Esta semana aqui no Rio de Janeiro (sou carioca) uma foto com três jovens tomando banho de sol em um trecho interditado do BRT viralizou nas redes sociais. Li vários comentários ofensivos de repúdio ao ato. Interessante é que uma parcela considerável daqui do Rio fica torrando no sol escaldante do verão na praia, mas tenho a impressão nos comentários que li que elas cometeram um crime. Não teve helicóptero da polícia em cima delas não...que sorte.
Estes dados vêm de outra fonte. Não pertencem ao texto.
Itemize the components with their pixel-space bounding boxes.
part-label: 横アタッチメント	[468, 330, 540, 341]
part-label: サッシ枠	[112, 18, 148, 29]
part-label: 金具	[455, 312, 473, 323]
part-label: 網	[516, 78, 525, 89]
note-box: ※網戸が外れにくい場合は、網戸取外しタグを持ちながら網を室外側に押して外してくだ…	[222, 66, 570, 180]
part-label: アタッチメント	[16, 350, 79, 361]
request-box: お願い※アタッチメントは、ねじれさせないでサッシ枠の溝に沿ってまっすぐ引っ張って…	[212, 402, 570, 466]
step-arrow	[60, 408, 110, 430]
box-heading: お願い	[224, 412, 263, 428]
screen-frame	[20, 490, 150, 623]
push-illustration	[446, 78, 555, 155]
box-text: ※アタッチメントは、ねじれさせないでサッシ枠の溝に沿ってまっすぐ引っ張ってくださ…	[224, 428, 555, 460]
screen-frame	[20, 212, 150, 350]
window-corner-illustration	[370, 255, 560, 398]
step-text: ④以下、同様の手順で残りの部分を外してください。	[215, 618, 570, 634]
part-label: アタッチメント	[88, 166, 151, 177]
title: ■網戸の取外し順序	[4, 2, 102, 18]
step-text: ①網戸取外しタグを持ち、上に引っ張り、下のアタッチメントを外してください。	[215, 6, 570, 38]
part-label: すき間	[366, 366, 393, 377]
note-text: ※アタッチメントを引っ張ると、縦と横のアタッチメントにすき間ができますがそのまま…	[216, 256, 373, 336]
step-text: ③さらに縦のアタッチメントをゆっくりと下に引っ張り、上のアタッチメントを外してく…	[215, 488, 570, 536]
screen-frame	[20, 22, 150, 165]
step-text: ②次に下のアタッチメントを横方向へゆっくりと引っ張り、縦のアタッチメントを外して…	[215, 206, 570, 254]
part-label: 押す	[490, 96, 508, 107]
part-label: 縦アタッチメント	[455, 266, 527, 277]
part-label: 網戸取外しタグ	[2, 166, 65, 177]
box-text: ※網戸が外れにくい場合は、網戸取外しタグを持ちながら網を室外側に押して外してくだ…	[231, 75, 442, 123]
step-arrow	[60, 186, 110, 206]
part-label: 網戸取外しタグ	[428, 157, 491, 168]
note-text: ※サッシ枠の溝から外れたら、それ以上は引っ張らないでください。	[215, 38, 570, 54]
Lendo esse texto me vieram à mente essas meninas. Somos tão iguais e ainda pensamos que somos diferentes. Lembra no tempo do Orkut que havia umas comunidades do tipo "A Sandy não caga"? Penso que há pessoas que acreditam nessas coisas.
O que poderia ser feito para curar? Uma visita ao IML para conscientização de que depois de horas o corpo é só uma carne apodrecida? Pensemos...
Vou provar aqui que não sou um robô e tentar dormir.
Patrícia.
hum; citou BRT, é do Rio mesmo; tava pensando que era alguma ex querendo me alugar. mas uma ainda pode.
Hahaha, existe alguma outra forma de chamar BRT fora do Rio ou as pessoas não conhecem???
Sim, sou do Rio, falo bixxxcoito. Só não te falo para passear aqui porque a violência está grande. Sou nenhuma ex sua não..rsrs (perseguição de ex deve ser uma merda).
E não dormi de novo. Eu tenho vontade de conhecer a Coreia do Sul e acho que minha mente já deve estar se programando para o fuso horário. Só pode! Abraço!
Ah! Aqui também tem VLT..rs Andei para ver como era no período da gratuidade, porque fora isso, nos trechos curtos ali no Centro, é muito mais rápido circular a pé. Falei do VLT para provar mesmo que sou carioca. Realmente fiquei comovida com sua angústia de ser alguma ex te enchendo.